Week 17: Wednesday, July 29, 2015
Diego Velázquez

Velasquez
Diego Velázquez
PART ONE: LECTURE

Diego Velázquez, (self-portrait at right) was born
in Seville in June of 1599 and died in Madrid on August 6, 1660. His parents had been married in the same church of San Pedro within which he was now baptized on June 6. The Velázquez family came from the lower nobility and young Diego might have followed a career in law or the military. But he showed himself to be a brilliant painter from childhood and soon he was studying with one of the best painters in Seville: Francisco Pacheco. Thus Diego began a life as a painter by studying with one who had begun his own career studying El Greco in Toledo.
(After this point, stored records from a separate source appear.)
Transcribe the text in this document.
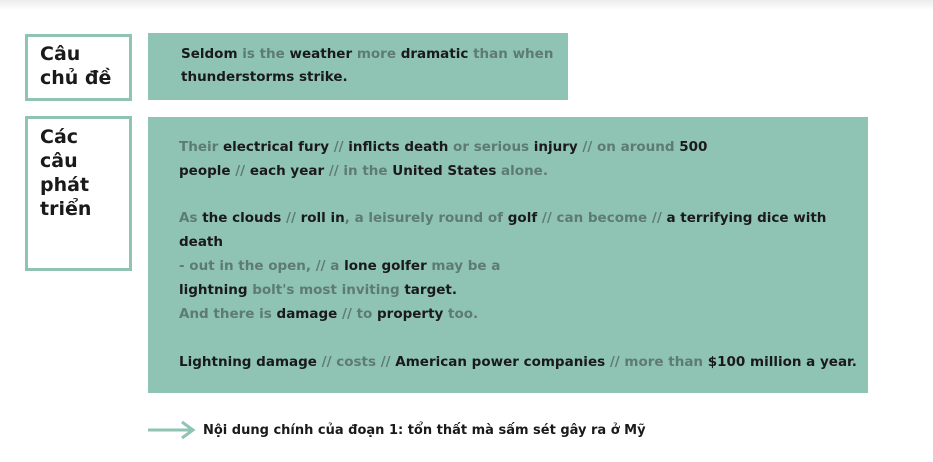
Câu
chủ đề
Seldom is the weather more dramatic than when
thunderstorms strike.
Các
câu
phát
triển
Their electrical fury // inflicts death or serious injury // on around 500
people // each year // in the United States alone.
As the clouds // roll in, a leisurely round of golf // can become // a terrifying dice with death
- out in the open, // a lone golfer may be a
lightning bolt's most inviting target.
And there is damage // to property too.
Lightning damage // costs // American power companies // more than $100 million a year.
Nội dung chính của đoạn 1: tổn thất mà sấm sét gây ra ở Mỹ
And in the next forty years, Diego would unite in his own work lines of inspiration that would include the work of the great Venetians as El Greco knew them, as well as the brilliant High Renaissance masters Raphael and Michelangelo whom Velázquez would study in Rome, as well as mastering the work so recently created in Rome by one of the most revolutionary artists of all time: Caravaggio. Think of the styles of Titian, Tintoretto, Veronese, El Greco, Raphael, Michelangelo, and Caravaggio and that is Velázquez.  His years of preparation included five years of working with Pacheco in Seville, then years in Madrid and several years of study in Italy.  By mid-century, Velázquez had become one of the three greatest painters in the world: Velázquez, Rembrandt, and Vermeer. It is fascinating to study these three great painters in their three masterpieces of near mid-century and to see their shared concerns, their shared painterly inventions as well as their three totally distinct styles. The three works: Velázquez’ Las Meninas, Rembrandt’s Nightwatch, and Vermeer’s The Concert.